Robin Richardson on the Minola Review
Tell me about the creation of Minola Review. When and how and why was it conceived?
In the past few years the realities of gender disparity in literature and in North American culture at large have come to the forefront. Organizations like CWILA, Canadian Women in the Literary Arts have worked to calculate, illustrate, and disseminate the numbers regarding men and women in print and review, and have made it clear that men maintain a majority in almost all arenas. There are more male reviewers and editors resulting in more men reviewed and selected for publication. Though there has been some move towards equity in recent years the fact remains we as women have been navigating all our lives in a culture curated and dominated by the male view. The Bechdel Test, which is put to film to determine whether or not it meets the minimal requirements of positive representation of women, requires only that there be more than one named women in the film, that the women talk to one another, and that they talk to one another about something other than men. These are very low standards and in 2014, according to The Guardian, only 55.4% of films passed this test.
When I really think about the impact this disparity has had on my life and on my own creative voice I feel nearly devastated. I have read, watched, listened to the human experience through the lenses of men. I have seen myself and other women as objects and as people who would have to work hard to overcome the inherent limitations of their gender. It upsets me greatly that this was ever my reality and that in many ways remnants of its influence remain.
I created Minola Review, named after Katherine Minola, the shrew who is arguably broken by men in "The Taming of the Shrew," in an attempt to resuscitate that stifled voice. Minola Review features all women and is carefully curated for only the strongest, fiercest, most honest voices. Minola Review is a space for us to inhabit our full female selves, to be messy, real, goofy, angry, and bewildered without worrying about censoring for or pandering to the visions and opinions of men.
What makes Minola Review different from other places to read poetry (and literature) on the internet?
Since it's inception one year ago Minola Review has gained a readership of over 1,500 and is rapidly growing. Not only do we represent the strongest, most courageous in women's voices, but we have been blessed with an influx of powerful submissions from Canada and the US, New York in particular. Minola Review showcases new voices alongside established, adding dynamism to an already divers, and unflinching platform.
There is also, of course, the simplicity and navigability of the site. Each month we publish three pieces of poetry, and three pieces of prose. Each piece is easy to find, easy to read, and is presented with its own visual accompaniment. No author photos are provided as the last thing we want is readers focusing on women's faces rather than our words.
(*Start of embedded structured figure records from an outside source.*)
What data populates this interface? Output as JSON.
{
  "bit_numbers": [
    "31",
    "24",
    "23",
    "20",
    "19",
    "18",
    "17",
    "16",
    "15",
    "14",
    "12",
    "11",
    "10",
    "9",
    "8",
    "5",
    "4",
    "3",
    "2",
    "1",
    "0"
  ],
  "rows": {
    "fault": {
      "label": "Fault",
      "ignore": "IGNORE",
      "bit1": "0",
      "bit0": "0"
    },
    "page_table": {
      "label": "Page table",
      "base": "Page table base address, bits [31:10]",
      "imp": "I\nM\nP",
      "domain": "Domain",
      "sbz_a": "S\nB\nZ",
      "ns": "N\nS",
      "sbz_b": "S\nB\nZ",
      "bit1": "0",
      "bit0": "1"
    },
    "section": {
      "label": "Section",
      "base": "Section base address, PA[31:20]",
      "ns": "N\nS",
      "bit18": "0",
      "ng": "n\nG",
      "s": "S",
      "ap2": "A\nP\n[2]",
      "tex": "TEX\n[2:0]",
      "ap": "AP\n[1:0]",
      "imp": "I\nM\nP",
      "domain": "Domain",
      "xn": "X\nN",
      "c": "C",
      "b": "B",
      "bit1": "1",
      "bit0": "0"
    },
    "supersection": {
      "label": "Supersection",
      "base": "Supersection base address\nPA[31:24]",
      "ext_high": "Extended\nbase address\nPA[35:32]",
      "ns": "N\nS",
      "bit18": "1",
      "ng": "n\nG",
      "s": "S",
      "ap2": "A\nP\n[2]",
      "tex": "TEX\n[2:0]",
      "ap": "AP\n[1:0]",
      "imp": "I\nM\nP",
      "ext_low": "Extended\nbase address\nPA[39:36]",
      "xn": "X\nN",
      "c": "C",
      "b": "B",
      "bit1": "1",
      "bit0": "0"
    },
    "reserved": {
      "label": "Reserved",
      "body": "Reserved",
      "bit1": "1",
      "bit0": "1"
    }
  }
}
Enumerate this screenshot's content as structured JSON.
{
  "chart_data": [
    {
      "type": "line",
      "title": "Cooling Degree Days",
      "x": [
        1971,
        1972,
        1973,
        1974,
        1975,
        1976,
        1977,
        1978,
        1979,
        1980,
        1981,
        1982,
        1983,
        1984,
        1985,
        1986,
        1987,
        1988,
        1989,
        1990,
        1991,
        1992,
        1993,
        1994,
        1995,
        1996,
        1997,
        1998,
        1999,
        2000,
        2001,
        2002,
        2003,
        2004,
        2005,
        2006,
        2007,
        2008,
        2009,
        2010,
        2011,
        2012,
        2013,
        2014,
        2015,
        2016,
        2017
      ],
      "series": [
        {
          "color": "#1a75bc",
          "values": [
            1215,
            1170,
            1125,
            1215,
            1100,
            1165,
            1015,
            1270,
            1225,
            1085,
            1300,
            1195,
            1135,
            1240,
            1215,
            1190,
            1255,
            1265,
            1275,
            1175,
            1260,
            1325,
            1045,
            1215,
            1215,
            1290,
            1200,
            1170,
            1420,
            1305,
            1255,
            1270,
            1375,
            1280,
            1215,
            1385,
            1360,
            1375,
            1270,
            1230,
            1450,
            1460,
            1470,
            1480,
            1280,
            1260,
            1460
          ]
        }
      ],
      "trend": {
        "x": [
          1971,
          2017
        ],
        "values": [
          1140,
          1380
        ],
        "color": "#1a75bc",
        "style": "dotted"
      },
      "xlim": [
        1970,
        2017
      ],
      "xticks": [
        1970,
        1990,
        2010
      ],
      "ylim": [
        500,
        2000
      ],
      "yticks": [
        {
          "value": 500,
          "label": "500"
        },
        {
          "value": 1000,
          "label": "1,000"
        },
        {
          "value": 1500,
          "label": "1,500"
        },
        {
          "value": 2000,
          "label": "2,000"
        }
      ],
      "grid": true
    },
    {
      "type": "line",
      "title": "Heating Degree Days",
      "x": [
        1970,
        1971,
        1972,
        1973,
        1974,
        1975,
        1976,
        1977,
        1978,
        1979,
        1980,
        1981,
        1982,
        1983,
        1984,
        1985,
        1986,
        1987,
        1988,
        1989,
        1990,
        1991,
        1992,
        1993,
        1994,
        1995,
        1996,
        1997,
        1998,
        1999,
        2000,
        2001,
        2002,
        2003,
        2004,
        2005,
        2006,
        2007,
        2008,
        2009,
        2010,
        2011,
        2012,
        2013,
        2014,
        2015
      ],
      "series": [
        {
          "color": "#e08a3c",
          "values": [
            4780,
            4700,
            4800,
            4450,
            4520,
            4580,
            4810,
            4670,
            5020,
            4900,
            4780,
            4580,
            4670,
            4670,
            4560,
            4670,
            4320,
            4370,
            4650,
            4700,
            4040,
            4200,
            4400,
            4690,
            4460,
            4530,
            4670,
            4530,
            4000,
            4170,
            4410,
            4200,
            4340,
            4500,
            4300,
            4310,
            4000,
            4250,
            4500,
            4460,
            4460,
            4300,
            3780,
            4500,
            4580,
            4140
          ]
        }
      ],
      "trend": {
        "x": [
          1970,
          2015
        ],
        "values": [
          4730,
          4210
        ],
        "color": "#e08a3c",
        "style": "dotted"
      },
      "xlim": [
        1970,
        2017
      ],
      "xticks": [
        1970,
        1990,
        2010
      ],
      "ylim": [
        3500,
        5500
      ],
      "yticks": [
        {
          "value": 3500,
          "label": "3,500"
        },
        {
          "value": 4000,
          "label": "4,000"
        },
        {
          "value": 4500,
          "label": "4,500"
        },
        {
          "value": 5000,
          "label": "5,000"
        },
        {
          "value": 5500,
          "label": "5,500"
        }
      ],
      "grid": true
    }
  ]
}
What is something that you have recently published that really excited you, and why?
In the last issue of 2016 we published a poem by Jaime Forsythe, which I consider to be one of her finest. It's called "If Lightning Was a Thing You Could Plug Into," and it's a surrealistic stream of consciousness exercise, which I believe reveals a rare intimacy between poet and reader:
Every time I see my insides on a screen, I think: well, this looks familiar. When a seahorse bobbed into the frame I was hardly surprised. What is me and what is broth, thyroid, fortune, oxytocin, demons, pectin, polyurethane, nori, soil?
What should someone submitting work to Minola Review know about the site?
We are open to femme-identifying, and nonbinary writers. We encourage truth, clarity, courage, and uncertainty. We can smell pretense through email. Keep it real.
What other literary sites and journals, online or print, are your go-to?
No Tokens, Room Magazine, Cosmonauts Avenue, Poetry, The Rusty Toque, Joyland, The Atlas Review. There are so many more but I'll leave it at this digestible number for now.
Thank you for the opportunity to talk a little about Minola Review. Please read and submit. There are so many great things happening here right now.
Robin Richardson is the author of two collections of poetry, and is Editor-in-Chief at Minola Review. Her work has appeared in Salon, Poetry, Hazlitt, Tin House, and Joyland, among others. She holds an MFA in Writing from Sarah Lawrence College. Richardson's latest collection Sit How You Want is launching in 2018 with Véhicule Press, and her memoir Like Father is forthcoming.